My Grandmother’s Bones

 

A colleague showed me a blog post, written as if by my grandmother Laura Fermi. It appeared to be real but I said the post was nonsense: claiming Laura was with Enrico in the night leading up to the first atomic bomb test. The truth is the scientists had left their wives and children safely sleeping 150 miles away from the test. She wasn’t at the test – and it wasn’t her voice in the blog. The army kept her, and the other wives, unknowing and far way.

Laura Fermi thought for herself and came to have her own viewpoint.

After World War II, my grandmother used her voice and her life force in radical and humanitarian ways. I believe it is this in particular – my grandmother’s wise perspective and her ability to act on it with lasting impact in society, which led my mother, an early feminist, to counsel me in the years before her own death: “You should always put Laura first, before Enrico.”

I would like to add that somehow it feels right to me to do this – to list my grandmother first. She is the one I knew – Enrico died of stomach cancer before I was born. She is the one who was there when I was growing up. She is the one who took the next step – after my grandfather died, after the bombs were dropped on civilian targets to think about and model her leadership around what should we in the public do now!

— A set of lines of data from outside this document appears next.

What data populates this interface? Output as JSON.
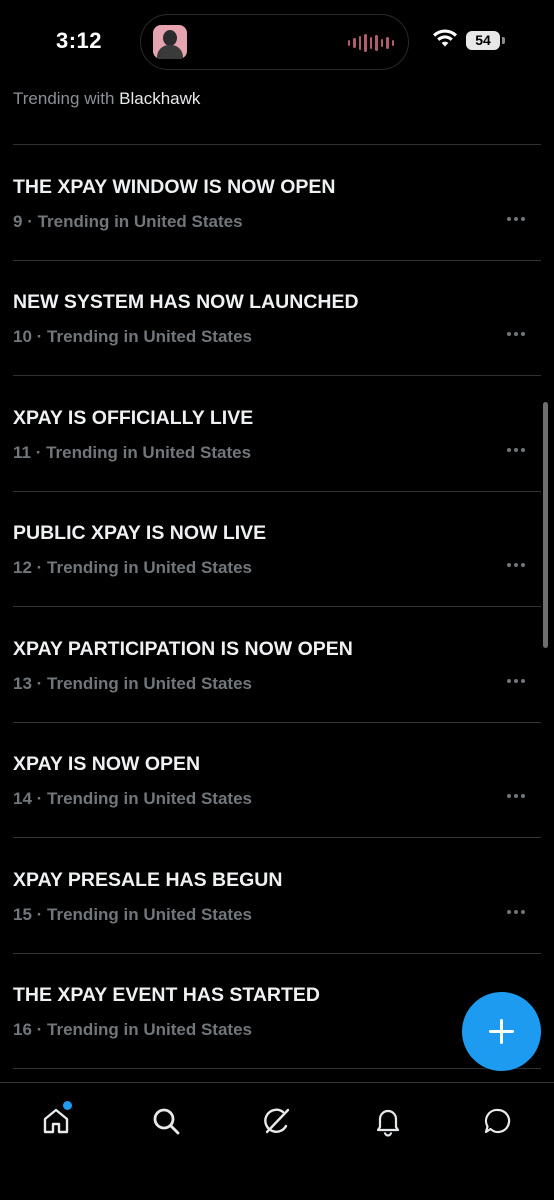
{
  "status_bar": {
    "time": "3:12",
    "battery": "54",
    "icons": [
      "now-playing-avatar",
      "audio-waveform-icon",
      "wifi-icon",
      "battery-icon"
    ]
  },
  "partial_row": {
    "prefix": "Trending with",
    "account": "Blackhawk"
  },
  "trends": [
    {
      "title": "THE XPAY WINDOW IS NOW OPEN",
      "rank": "9",
      "location": "Trending in United States"
    },
    {
      "title": "NEW SYSTEM HAS NOW LAUNCHED",
      "rank": "10",
      "location": "Trending in United States"
    },
    {
      "title": "XPAY IS OFFICIALLY LIVE",
      "rank": "11",
      "location": "Trending in United States"
    },
    {
      "title": "PUBLIC XPAY IS NOW LIVE",
      "rank": "12",
      "location": "Trending in United States"
    },
    {
      "title": "XPAY PARTICIPATION IS NOW OPEN",
      "rank": "13",
      "location": "Trending in United States"
    },
    {
      "title": "XPAY IS NOW OPEN",
      "rank": "14",
      "location": "Trending in United States"
    },
    {
      "title": "XPAY PRESALE HAS BEGUN",
      "rank": "15",
      "location": "Trending in United States"
    },
    {
      "title": "THE XPAY EVENT HAS STARTED",
      "rank": "16",
      "location": "Trending in United States"
    }
  ],
  "fab": {
    "icon": "plus-icon"
  },
  "bottom_nav": [
    {
      "name": "home",
      "icon": "home-icon",
      "has_badge": true
    },
    {
      "name": "search",
      "icon": "search-icon",
      "has_badge": false
    },
    {
      "name": "grok",
      "icon": "grok-icon",
      "has_badge": false
    },
    {
      "name": "notifications",
      "icon": "bell-icon",
      "has_badge": false
    },
    {
      "name": "messages",
      "icon": "messages-icon",
      "has_badge": false
    }
  ],
  "colors": {
    "background": "#000000",
    "accent": "#1d9bf0",
    "text_primary": "#e7e9ea",
    "text_secondary": "#71767b",
    "divider": "#2f3336"
  }
}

When my grandmother died, I was 20. My mother brought home from the hospital news of her passing peacefully. My relationship with my grandmother had been harmonious. I went to my room – sobbing intensely, yet briefly. Later, on the same night I dreamt of a small pile of perfectly dried bones. Each was a distinct color, yet all in shades of radiant rainbow pastels. Her gift to me.

What are those bones?

They represent all the qualities and beliefs my grandmother Laura instilled in me from the time I was very young. Some I can describe. The rest are the indescribable essences passed on from one generation to the next, from her to me, in their purest form. There is the care, the dignity, the discipline, the belief in my talents, the importance of writing, the seeds for me to become a humanitarian systems thinker and an environmentalist and, from one assimilated Jewess to another: the gifts and the responsibilities of mitzvah, without ever being taught the word.